Das BHKW ist ausreichend groß dimensioniert, um mehr als die Hälfte des gesamten Wärmebedarfs zu decken, so dass die Anforderungen des EE-Wärmegesetzes erfüllt werden. Andererseits ist die Leistung wiederum klein genug, um einen Grundlastbetrieb zu fahren – also hohe Laufzeiten bei wenigen Starts und Stopps, was durch den Einsatz des Speichers ermöglicht wird. Der Betrieb des BHKWs erfolgt temperaturgesteuert. Meldet der Sensor am oberen Teil des Speichers eine Temperatur unter 65 °C, schaltet die Steuerung des BHKWs den Motor an. Wie warm das Wasser im unteren Teil des Speichers ist, das zum Aufheizen zur KWK-Anlage gepumpt wird, ist für deren Betrieb ohne Belang: Eine drehzahlgeregelte Ladepumpe stellt sicher, dass die KWK-Anlage stets konstant arbeitet. Ist das Wasser kühl, regelt die Pumpe die Förderleistung so weit herab, dass die Verweilzeit zum Aufheizen des Wassers auf mehr als 80 °C ausreicht. Nur auf diese Weise lässt sich ein Brennwertbetrieb umsetzen, der die Leistung des Blockheizkraftwerks ausreizt. „Nicht alle BHKWs sind geeignet, die Abgaswärme mit Brennwerttechnik auszunutzen“, sagt der Planer, „doch die installierte Anlage ermöglicht das starke Abkühlen des Abgases und passt außerdem von der Größe perfekt zu diesem Objekt.“

Mit bis zu 75 kW steht für die Heizkörper der außenliegenden Räume die meiste Wärmeleistung zur Verfügung. Ein weiterer Wärmekreis bedient den Heizbedarf der Pflegebäder in den Zentralbereichen der Etagen mit maximal 3,5 kW Leistung und bei 70/50 °C Vor-/Rücklauf. Für die Lüftungsanlagen stehen bis zu 13,4 kW bei 40/25 °C bereit. Weitere 10 kW darf der Wäschetrockner beziehen: Auch die Industrie-Waschmaschine kommt meist ohne elektrische Heizenergie aus, denn für sie stellt die Haustechnik bis zu 16 l/min Regenwasser bei einer Temperatur von 60 °C bereit. Nur für das abschließende Spülen der Wäsche wird Trink-Warmwasser verwendet. Für höhere Waschtemperaturen (Kochwäsche) bringt die elektrische Heizung der Waschmaschine das Wasser mit 18 kW schnell auf Temperatur.

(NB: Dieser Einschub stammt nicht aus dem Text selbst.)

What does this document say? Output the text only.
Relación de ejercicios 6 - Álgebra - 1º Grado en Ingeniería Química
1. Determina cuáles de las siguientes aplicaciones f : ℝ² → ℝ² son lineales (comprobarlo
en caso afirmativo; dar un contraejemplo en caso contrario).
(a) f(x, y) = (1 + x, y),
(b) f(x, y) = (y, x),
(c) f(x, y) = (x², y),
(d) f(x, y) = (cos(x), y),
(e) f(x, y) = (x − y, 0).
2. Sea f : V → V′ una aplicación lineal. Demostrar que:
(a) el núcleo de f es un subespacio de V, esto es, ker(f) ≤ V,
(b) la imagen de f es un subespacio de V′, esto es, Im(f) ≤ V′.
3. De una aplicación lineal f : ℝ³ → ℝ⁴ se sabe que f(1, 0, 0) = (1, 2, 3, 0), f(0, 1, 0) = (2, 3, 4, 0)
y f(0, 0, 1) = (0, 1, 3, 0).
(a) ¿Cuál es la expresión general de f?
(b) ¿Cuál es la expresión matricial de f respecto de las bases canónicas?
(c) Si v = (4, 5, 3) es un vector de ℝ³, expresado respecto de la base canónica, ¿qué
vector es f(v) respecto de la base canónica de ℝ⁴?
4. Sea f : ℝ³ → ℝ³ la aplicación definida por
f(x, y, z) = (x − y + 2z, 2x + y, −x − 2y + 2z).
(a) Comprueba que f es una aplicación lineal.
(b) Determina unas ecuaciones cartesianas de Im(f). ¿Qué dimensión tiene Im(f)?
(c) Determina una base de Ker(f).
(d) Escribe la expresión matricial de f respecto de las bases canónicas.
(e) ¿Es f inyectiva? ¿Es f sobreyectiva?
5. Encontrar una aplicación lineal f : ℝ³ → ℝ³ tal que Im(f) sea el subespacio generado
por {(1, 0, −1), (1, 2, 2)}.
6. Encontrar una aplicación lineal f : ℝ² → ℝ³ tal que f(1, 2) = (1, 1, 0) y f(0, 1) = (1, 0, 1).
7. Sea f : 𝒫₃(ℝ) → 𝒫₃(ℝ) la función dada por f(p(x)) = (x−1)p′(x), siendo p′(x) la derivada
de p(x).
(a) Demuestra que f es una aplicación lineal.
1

Dreikammer-Verteiler für optimale Temperaturspreizung

„Damit sich eine möglichst große Temperaturspreizung im Wärmespeicher ergibt, sorgen Dreikammer-Verteiler für eine thermische Optimierung“, erläutert Planer Goetz. „Mit diesen Ventilsystemen ist es möglich, die hohe Rücklauftemperatur eines Kreises von beispielsweise 50 °C für den Vorlauf eines Niedertemperatursystems bei etwa 40 °C – hier zum Beispiel die Lüftungsanlagen – nutzbar zu machen“, sagt er. „In Summe führt diese hydraulische Optimierung zu tieferen Rücklauftemperaturen am Speicher und steigert so den Gesamtwirkungsgrad des Systems.“

Auf minimale Rücklauftemperaturen ist auch die Warmwasserbereitstellung ausgelegt. Das Warmwasser wird von Wasser-Wasser-Durchlauferhitzern der Varmeco bereitgestellt, sogenannten Frischwassererwärmern. Es gibt also keinen Warmwasserspeicher im Haus, sondern jeder Liter Warmwasser wird erst bei Bedarf im Durchlaufprinzip erwärmt. „Das minimiert das Risiko der Legionellenvermehrung und sorgt somit für maximale Hygiene“, sagt Goetz. Es handelt sich um eine exergieoptimierte Zweier-Kaskade, die bis zu 5 m³/h Wasser mit maximal 75 °C im Vorlauf liefert. Die Wärmeenergie bezieht die Kaskade ebenfalls aus dem Varmeco-Speicher, wobei die Wärmebereitstellung bedarfsgerecht mit Hilfe einer drehzahlgeregelten Pumpe erfolgt.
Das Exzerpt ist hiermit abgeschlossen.